Not one to do anything by halves, in 2013 Yasui pursued a qualification as a Wine Expert at night and on weekends from the Japan Sommelier Association. Here, Yasui shares what each of his various passions teaches him about leadership, and how they work together to spur him on to further success.
Yasui’s leadership lessons
As an engineer…
As a young man, I was attracted by the logical thinking and mathematical philosophy that underpins engineering. I also enjoy making things – the act of creation. So, I pursued these interests in college and eventually earned a master’s degree in mechanical engineering.
An engineering mindset provides an advantage in improving efficiency or reducing downtime by using mathematical methodology. However, a pure engineer – focused on only maths and design – might have difficulty in a management position.

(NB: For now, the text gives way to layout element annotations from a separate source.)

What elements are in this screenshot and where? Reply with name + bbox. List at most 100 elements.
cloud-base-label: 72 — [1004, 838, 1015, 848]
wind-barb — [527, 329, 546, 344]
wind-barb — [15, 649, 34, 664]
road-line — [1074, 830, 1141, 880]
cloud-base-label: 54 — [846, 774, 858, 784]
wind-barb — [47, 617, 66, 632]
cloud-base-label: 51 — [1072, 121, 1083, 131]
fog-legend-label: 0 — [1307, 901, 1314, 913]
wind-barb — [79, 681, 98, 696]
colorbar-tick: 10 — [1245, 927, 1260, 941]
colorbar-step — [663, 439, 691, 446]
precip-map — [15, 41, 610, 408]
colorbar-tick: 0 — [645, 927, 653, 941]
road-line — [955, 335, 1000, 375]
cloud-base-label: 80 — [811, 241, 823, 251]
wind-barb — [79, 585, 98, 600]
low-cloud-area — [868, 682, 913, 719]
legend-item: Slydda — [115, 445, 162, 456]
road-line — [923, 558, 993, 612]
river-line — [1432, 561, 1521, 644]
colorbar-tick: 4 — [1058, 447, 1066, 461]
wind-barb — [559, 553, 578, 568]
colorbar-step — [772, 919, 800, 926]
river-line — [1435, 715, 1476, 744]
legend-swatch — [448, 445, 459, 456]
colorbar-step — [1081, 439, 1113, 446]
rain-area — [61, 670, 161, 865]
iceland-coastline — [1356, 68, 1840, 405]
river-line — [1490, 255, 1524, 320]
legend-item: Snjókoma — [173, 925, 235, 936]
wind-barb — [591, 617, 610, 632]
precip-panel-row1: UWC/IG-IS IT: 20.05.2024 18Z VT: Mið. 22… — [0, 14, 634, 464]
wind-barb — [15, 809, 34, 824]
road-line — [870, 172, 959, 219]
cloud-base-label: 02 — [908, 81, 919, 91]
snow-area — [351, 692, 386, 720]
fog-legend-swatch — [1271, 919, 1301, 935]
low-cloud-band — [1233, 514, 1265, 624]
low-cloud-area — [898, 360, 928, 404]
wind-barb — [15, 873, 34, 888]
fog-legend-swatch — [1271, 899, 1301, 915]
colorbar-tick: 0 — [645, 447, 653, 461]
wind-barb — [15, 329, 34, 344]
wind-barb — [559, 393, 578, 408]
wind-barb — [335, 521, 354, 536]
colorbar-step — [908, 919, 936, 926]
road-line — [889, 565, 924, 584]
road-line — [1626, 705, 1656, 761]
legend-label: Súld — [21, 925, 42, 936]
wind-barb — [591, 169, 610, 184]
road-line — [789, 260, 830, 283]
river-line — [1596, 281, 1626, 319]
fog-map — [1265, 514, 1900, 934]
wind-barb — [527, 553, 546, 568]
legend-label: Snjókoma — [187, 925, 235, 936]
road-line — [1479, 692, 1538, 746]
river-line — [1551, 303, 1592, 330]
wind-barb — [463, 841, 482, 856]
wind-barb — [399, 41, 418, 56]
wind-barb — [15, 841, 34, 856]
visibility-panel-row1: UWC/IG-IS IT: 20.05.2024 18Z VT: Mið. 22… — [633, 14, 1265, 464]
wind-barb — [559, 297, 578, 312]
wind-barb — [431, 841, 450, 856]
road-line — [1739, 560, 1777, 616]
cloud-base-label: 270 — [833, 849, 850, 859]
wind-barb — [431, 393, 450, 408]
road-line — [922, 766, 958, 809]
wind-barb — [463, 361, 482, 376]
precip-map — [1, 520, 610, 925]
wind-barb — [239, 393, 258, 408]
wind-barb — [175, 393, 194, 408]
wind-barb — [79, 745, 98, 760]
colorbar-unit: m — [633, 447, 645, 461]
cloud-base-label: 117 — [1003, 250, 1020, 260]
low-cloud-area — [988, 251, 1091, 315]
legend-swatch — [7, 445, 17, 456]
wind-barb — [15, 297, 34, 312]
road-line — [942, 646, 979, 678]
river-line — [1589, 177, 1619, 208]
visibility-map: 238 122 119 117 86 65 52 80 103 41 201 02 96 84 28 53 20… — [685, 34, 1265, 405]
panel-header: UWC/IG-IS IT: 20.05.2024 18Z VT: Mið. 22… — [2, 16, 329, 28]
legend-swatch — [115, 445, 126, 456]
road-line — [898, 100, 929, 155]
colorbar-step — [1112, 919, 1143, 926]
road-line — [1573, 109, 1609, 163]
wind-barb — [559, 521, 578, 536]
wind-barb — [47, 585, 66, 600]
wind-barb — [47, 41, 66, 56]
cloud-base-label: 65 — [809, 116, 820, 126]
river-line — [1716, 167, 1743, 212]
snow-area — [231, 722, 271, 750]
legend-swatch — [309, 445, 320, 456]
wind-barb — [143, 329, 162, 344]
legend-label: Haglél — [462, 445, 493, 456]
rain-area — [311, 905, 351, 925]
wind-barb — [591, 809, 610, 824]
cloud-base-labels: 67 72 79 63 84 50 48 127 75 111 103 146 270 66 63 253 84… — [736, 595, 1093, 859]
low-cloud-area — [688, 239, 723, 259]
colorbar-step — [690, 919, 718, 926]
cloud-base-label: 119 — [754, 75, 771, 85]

A good business leader must think about not only efficiency, but also market needs, financial requirements, team member engagement and methods of leadership. So, being an engineer is good start as a business leader, but people skills are required too.
In my case, I had the opportunity to serve as the Chief Engineer for the Corolla. The Chief Engineer role covers everything, as the person responsible for overall planning, development and success of the product. As Chief Engineer, I learned management and leadership skills.
My style of leadership is to emphasise strong teamwork, respect for people, and positive purpose and culture. A good leader never stops learning – there is always room for improvement.
As a sommelier…
Building relationships is a big part of any business, so I would find myself enjoying a dinner with local business partners or affiliates. Knowing about wine – or sake – at social events or business meals provides a good icebreaker to start a conversation.
Wine and sake stimulate both the body and mind. They represent history, culture, diversity and refinement. The flavour and sensory experience they provide are a perfect accent to a good meal. And sharing that experience with others can build friendships and networks. Plus, understanding the local wines is a path to understanding the local culture and its people. This helps build the high-quality connections that are the foundation of business or project success.
That interest drove me to pursue a licence as a Wine Expert from the Japan Sommelier Association, meaning I’d be called a sommelier if I worked in a restaurant. Given my current workload, I might have to wait a few years – maybe after retirement! Sake is similarly important in Japanese culture, so I also earned a Sake Diploma from the Japan Sommelier Association.
Toyota is in the business of mobility, not only as transportation, but also as a sensory experience. So, when we evaluate a product, we must consider all five senses – sight, sound, feel, smell and taste. Evaluating wine or sake is similar – both require the application of sensory skills and attention to fine detail. In both product development and business management, refined perceptual capability is key.
As a business leader…
‘Leader’ is just a position. ‘Leadership’ is a behaviour. So, the important thing is behaviour – how to engage and encourage your team members. To improve as a leader, I recently attended, and graduated from, the Executive MBA Program at the University of Michigan. There, I learned about the value of positive leadership and creating high-quality connections among team members, which I practise today.
Positive leadership includes strategies such as the creation of positive climate, positive relationships, positive communication and positive meaning. These words are interrelated, but essentially mean that we should lead to move towards positive energy and away from negative energy.
Related, and as important, is to continually foster high-quality connections with your team members. We can only accomplish our goals together, and that begins with knowing and understanding one another.
In short, show respect for people, build high-quality connections and demonstrate positive leadership.